Le Grand Palais across the Invalides on the other side of the ornate Pont Alexandre III has a weird exhibition of machines used in performances on until the 13th of August. These contraptions have served on film sets and were often conceived in the late eighties and nineties though they have an air of the 1800s about them. Some twenty orange vested guides walk from set to set explaining how each machine works and demonstrate its principles. Unfortunately to get their jokes you must speak French but the basic demo is self-explanatory. Don’t miss the cannon that shoots out eggs (no really!) or the person strapped in a circle to the inside of a large wheel who manages to play a set of drums as she is rotated within the wheel. Despite these few oddities, the real reason to visit Le Grand Palais is not the temporary show but the structure itself. Created for one of the Exposition Universelle this building with its immensely high glass ceiling and magnificently exposed green-pipe skeleton that keeps it aloft is worth a visit. A charming wooden bar serves refreshments, another more enticing one offers a view from the heights. This building is unlike anything you’ve seen. So go.
Also I have started my open-ended very long term Pont Neuf Project. This is an attempt at roughly (as in very roughly) sketching the gargoyle men that dot the bridge. Don’t ask why… The project got off to a rather rocky start on the 2nd of August since the south-eastern exposure of the bridge, which was also my point of departure, is undergoing some heavy duty travaux. It is therefore noisy, polluted, and unpleasurable at the moment.

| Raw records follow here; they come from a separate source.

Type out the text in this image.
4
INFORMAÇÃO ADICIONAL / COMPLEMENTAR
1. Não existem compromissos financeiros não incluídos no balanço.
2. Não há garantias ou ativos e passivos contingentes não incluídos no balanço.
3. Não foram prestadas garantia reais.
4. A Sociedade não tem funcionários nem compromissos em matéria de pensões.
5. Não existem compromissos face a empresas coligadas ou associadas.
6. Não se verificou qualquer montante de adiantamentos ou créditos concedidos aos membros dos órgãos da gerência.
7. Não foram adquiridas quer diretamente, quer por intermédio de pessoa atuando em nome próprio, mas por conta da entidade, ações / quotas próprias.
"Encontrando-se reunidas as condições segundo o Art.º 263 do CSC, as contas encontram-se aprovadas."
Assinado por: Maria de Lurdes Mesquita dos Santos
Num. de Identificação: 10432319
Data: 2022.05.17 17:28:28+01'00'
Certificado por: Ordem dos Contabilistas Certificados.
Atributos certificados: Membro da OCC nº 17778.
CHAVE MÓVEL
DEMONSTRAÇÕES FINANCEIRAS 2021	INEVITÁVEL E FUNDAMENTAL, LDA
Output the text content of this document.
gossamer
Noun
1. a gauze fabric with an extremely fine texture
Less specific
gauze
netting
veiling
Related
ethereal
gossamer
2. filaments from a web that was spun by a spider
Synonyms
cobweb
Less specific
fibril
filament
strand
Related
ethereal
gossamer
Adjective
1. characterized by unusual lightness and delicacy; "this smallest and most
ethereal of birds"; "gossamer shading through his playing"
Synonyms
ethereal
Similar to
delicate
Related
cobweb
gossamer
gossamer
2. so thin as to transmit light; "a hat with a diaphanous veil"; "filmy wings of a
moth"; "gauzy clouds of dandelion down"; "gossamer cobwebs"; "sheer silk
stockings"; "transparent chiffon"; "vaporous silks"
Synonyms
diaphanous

Here is the seventh man starting from the left done in ink on paper. Along the way I hope I’ll stumble on more about the Atelier of Germain Pilon which produced some if not all these faces. There is a rue Germain Pilon in the eighteenth but cela n’a rien avoir avec le pont. There are also two fallen gargoyles at the Musée Carnavalet (which by the way is a free museums) one can inspect at close quarters. By the time I’m done with half the bridge, as in a lot of faces, I’m wondering if my hand will get even rougher and more impatient or the opposite. I’ve never had a long term project like this so let’s see where it goes.
Finally a reminder, if you’re in town on the 14th of August, that is next Monday, then I’m reading at the historic Shakespeare and Company 37 rue de la Bûcherie across the river from the Notre Dame.